Source: Ohio Farm Bureau, Previously published by Ohio Farmer on-line.

Sixty-five percent of those involved in Ohio’s food supply system have been negatively or very negatively impacted by the global COVID-19 pandemic, according to early results of a new survey by the Ohio Farm Bureau Federation.

The statewide Farm, Food and Agribusiness COVID-19 Impact Survey, distributed by OFB and a number of other agriculture groups, collected data to pinpoint areas of concern for every aspect of agriculture, including producers, retailers and food processors. With more than 1,000 surveys returned, statistics show:

* Nearly half (45%) of respondents have had their market distribution channels disrupted.

* Twenty-nine percent of those taking part in the survey have cash flow issues.

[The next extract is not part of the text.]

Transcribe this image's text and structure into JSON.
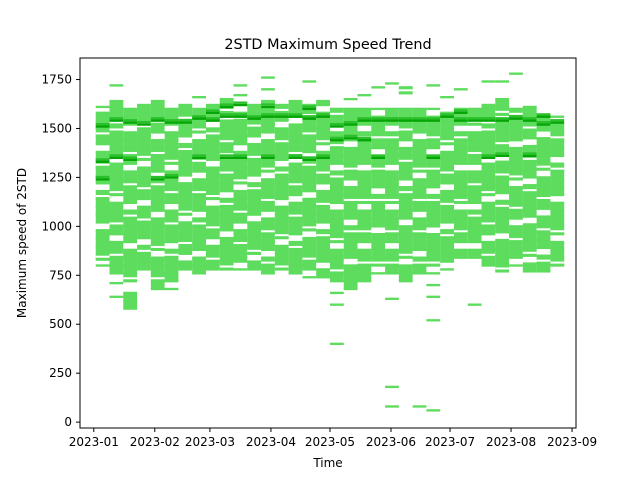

* Almost 15% of people polled cannot access the sanitation and protective equipment items required to operate (masks, sanitizers, etc.)

“This is a real-time snapshot of what the state’s agriculture community is dealing with as we work through the challenges of the coronavirus outbreak,” says Adam Sharp, OFB executive vice president. “Even though everyone along the food supply chain is essential, and the work continues from the farm to the grocery store, there is still more work to do to make sure we keep the system moving in the right direction.”

From the onset of the pandemic, Farm Bureau has been striving to deliver the most up-to-date information from the state and national levels to help its members navigate through these challenging times, according to Sharp. OFB helps this survey helps further those efforts.

“The information we are receiving from this survey is going to help us on two fronts,” says Yvonne Lesicko, OFB vice president of public policy. “We are lobbying hard to make sure USDA is allocating funds where they are needed the most across the industry, and we are trying to find solutions where we can for market disruptions.”

Results of the survey will be shared across Ohio’s food sector to allow commodity groups and organizations to work with their members directly to discuss the COVID-19 challenges being experienced in their part of the industry.